A senhora sempre teve uma vida muito intensa na vida cultural da cidade. Primeiramente como professora, depois como diretora da Divisão de Promoções Culturais da FURB e hoje como Presidente do Conselho Municipal de Cultura. Quais os momentos que a senhora poderia destacar nesta história que a senhora vivenciou?

A  Divisão de Promoções Culturais  existiu na FURB por mais de 20 anos ; fui chefe do setor de 1996 a 2006 ; o setor que foi extinto no final de 2006 , administrava as atividades culturais da universidade fazendo conexão com a comunidade de Blumenau e região , tendo construído laços muito fortes com o universo cultural da cidade com a universidade através das ações da DPC  realizando exposições de Artes Plásticas e administrando  os Grupos Estáveis de Produção Artística da  FURB : Grupo Teatral Phoenix, Grupo Folclórico de Dança Alemã, Coro da FURB , Camerata de Violões e Orquestra da FURB ,  além da produção do Festival Universitário de Teatro de Blumenau . Na história cultural da cidade... um dos momentos – para pegar algo mais recente –  uma das coisas mais importantes que gostaria de destacar , é o Fundo Municipal de Apoio a Cultura de  Blumenau. É pouco? Financeiramente sim. Para quem está na gerência do Fundo, nós, Conselheiros, pensamos que algumas coisas deveriam  ser revistas, mas a maioria dos projetos que são desenvolvidos com o Fundo Municipal de Cultura revelam uma efervescência muito grande na cidade.
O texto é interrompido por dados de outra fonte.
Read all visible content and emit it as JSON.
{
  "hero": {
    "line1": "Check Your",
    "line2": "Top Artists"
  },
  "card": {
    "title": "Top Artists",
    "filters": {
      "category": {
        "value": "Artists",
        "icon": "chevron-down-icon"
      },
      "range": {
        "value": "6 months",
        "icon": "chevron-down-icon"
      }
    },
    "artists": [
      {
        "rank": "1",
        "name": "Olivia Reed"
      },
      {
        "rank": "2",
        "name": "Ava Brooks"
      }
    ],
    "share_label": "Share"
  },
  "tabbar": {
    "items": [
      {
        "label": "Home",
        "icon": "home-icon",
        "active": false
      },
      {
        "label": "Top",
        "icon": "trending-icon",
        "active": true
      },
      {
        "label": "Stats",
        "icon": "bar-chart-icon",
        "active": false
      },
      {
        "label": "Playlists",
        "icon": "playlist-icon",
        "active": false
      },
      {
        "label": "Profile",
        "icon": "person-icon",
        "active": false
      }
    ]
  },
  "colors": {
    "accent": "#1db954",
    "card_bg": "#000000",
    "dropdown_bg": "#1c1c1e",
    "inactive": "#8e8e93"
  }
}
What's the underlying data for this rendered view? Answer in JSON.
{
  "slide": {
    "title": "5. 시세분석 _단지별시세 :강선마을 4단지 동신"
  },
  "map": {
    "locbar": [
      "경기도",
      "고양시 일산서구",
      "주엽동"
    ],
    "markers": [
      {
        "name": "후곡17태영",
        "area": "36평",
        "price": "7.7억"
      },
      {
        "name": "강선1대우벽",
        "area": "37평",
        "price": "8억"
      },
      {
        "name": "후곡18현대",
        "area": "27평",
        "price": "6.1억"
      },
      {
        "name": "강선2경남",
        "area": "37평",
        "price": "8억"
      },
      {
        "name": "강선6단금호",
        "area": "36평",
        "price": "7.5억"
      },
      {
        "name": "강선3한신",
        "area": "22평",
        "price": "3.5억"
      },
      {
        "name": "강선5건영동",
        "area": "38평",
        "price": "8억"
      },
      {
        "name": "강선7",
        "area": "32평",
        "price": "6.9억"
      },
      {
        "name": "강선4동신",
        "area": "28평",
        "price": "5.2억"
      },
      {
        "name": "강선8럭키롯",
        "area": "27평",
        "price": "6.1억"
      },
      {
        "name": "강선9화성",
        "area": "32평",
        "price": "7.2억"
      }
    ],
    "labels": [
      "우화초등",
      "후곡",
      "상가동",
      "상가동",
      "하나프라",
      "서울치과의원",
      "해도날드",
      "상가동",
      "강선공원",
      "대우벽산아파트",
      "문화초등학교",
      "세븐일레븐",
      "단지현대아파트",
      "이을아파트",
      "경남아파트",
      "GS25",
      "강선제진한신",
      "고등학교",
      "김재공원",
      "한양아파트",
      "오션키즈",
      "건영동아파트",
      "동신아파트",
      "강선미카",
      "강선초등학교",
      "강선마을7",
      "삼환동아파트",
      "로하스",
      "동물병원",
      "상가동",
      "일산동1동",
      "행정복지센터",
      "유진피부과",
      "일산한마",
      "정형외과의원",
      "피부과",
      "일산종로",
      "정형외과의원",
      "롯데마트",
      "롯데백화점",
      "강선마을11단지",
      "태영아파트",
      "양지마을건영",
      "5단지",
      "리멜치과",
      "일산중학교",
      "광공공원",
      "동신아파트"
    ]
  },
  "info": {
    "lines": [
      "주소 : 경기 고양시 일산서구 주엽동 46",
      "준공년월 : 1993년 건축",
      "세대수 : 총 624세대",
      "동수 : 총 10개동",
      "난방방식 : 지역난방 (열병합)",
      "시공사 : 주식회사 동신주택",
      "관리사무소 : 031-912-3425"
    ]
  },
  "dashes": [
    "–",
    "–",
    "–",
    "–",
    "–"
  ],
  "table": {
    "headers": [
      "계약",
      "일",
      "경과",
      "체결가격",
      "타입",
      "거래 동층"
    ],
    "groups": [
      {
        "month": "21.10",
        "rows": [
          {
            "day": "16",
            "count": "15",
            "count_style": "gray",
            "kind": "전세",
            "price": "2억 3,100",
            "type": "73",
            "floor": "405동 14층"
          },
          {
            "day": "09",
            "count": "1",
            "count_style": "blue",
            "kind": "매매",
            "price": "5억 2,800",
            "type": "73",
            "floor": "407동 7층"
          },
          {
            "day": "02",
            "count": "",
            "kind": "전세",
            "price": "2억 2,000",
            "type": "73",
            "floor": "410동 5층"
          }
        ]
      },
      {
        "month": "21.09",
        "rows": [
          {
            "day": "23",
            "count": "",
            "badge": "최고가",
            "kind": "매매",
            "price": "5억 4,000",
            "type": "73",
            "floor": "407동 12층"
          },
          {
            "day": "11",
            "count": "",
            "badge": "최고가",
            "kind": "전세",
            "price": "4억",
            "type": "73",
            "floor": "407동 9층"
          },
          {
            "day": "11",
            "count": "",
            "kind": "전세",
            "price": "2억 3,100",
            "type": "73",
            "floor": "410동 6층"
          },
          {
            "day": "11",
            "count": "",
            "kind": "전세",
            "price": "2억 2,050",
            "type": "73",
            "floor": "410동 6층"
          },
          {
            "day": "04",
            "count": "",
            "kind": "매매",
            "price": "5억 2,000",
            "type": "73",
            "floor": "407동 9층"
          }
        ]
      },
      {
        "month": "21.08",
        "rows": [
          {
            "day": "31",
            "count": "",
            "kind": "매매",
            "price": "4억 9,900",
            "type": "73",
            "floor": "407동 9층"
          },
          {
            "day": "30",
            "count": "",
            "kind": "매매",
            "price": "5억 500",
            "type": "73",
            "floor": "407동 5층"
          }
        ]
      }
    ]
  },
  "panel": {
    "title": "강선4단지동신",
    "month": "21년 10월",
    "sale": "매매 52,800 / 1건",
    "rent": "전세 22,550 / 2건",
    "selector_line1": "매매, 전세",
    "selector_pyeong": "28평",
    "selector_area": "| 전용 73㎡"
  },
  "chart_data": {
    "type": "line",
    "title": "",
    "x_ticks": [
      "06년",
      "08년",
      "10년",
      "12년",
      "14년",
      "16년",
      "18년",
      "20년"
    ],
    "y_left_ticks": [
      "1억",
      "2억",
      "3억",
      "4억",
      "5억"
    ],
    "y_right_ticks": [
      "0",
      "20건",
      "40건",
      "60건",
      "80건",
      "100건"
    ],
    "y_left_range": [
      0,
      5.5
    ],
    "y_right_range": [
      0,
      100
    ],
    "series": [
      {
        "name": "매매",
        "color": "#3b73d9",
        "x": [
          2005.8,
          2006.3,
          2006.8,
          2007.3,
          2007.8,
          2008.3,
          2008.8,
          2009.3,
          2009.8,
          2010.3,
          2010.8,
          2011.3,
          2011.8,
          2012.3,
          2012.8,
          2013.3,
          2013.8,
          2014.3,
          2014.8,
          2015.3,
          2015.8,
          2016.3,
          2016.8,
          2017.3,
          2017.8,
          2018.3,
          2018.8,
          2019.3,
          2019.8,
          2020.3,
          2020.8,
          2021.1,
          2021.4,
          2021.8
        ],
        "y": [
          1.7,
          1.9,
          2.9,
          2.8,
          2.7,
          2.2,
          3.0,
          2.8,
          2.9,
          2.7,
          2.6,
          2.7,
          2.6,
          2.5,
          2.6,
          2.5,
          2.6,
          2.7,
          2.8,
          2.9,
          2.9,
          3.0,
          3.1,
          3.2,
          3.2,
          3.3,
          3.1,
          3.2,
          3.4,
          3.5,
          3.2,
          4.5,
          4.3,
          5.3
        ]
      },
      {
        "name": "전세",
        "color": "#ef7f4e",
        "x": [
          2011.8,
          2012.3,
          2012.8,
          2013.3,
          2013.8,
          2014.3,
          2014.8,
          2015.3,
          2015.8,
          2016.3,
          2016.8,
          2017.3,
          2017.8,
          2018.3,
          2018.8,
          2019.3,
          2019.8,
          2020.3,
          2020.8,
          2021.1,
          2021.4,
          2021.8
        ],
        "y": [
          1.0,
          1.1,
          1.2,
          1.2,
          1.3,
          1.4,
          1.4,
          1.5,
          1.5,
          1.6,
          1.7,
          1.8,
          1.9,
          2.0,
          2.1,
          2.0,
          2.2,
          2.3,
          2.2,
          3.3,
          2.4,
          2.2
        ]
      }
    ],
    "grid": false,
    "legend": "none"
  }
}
Para algumas pessoas parece que nada acontece na cidade. Isto não é verdade! O fato deste fundo existir produz uma provocação, a gente vê essa efervescência acontecendo. São grupos de música pop, de música erudita, livros publicados , produção de cinema fotografia e vídeo, de teatro  , de artes plásticas , de produção de diversas expressões  da cultura popular... ... Claro, tem de tudo! As pessoas veem que o Fundo está aí, mas também não se pode usar o dinheiro público para tudo. Temos que ter critérios. A maioria das propostas são muito boas. Destaco este Fundo como sendo uma das coisas mais importantes que já aconteceram em Blumenau em tempos recentes.

A senhora se aposentou da Universidade, retornou à Escola de Música do Teatro Carlos Gomes e preside o Conselho Municipal de Cultura. Quais os projetos que a senhora tem para este ano?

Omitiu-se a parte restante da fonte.